Most gadget geeks already know how 3d printers have become the focus of an entire community, crowdsourcing and sharing patterns, designs or templates – known as models to 3d printing fans. Ereading, Kindle and Fire fans are obviously contributors to that whole mix. So here’s some choice designs/models for your ereading devices, and tips on how to find more.
Thingiverse is one of the favorite repositories for the maker culture and digital fabrication nuts. One maker there has produced an attractive-looking stand for the Kindle Paperwhite, ” simple and compact … perfect for travel.” Or if you want something more complicated and bizarre, how about this octopus tablet/phone stand? The perfect ereader accessory for a Lovecraftian, maybe. An even simpler printable stand for the Kindle Fire – 2012 version, admittedly, but probably just as applicable to the fifth-generation Fire with its 0.4″ (10.6 mm) thickness versus the 2012 version’s 0.45″ (11.5 mm) – is here. For a fully up-to-date version, which “also works pretty well with the Paperwhite,” there’s this 2015 Firestand. Or for a design that can be customized to your device by adjusting the printer parameters, what about this adjustable clip stand?
Aside from stands, however, the maker community seems a little slow to catch up so far with other accessories for the latest Fire. Which is a pity when you see such nifty ideas as this first-generation Kindle Fire case with a built-in stylus holder. Someone else produced a case for the same model Kindle Fire that’s also an audio blaster, designed to reflect the speaker sounds forward. Or there’s this Kindle Fire handle, built to allow you to hold the original Kindle Fire one-handed while reading. One ambitious maker even produced a Kindle 2 dock with its own built-in USB charging port, for those who still have that aging device.
Yeggi is another popular portal for 3d printing designs worldwide. There you can search models across Thingiverse and other platforms, although Thingiverse does still offer the widest and best selection of designs. But you can find new ideas from other sources, such as this Harry Potter Kindle Fire case from Tinkercad. And of course, random Googling will turn up others as well.

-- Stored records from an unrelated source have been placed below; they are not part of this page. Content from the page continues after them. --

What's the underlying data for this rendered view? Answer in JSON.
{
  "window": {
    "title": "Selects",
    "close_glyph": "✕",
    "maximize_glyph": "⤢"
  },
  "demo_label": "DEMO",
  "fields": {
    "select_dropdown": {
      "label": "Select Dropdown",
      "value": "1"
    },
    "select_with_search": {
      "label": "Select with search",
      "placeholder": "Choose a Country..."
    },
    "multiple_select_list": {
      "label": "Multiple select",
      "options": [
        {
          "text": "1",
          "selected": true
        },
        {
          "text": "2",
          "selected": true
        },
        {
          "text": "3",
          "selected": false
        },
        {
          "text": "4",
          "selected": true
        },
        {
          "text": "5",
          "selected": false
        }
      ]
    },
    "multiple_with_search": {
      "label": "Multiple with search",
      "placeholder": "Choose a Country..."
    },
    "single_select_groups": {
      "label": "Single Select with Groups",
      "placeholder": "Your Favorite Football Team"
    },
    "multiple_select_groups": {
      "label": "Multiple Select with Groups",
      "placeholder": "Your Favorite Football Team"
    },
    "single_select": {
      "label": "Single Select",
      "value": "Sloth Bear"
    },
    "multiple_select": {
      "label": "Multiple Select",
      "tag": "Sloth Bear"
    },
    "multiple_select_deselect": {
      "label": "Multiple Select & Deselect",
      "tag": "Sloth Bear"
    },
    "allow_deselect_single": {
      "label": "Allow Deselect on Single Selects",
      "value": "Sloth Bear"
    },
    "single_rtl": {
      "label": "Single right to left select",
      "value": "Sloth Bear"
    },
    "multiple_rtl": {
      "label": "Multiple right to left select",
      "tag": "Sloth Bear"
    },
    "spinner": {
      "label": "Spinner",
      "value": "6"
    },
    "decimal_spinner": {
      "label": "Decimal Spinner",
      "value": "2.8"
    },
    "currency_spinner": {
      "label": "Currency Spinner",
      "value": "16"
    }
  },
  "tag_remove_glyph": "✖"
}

As for getting time on a 3d printer, if you can find a local fab lab, where makers and hackers come together to use shared technology, then good for you. Fab lab habitues might even help you out and suggest other options. Failing that, 3d printing shops are more and more common. Staples first rolled out the service in spring 2014, and it’s only spread wider since then. As of September 2015, Staples alone reportedly offered 3d printing services in 53 locations in the U.S. So happy printing, geeks.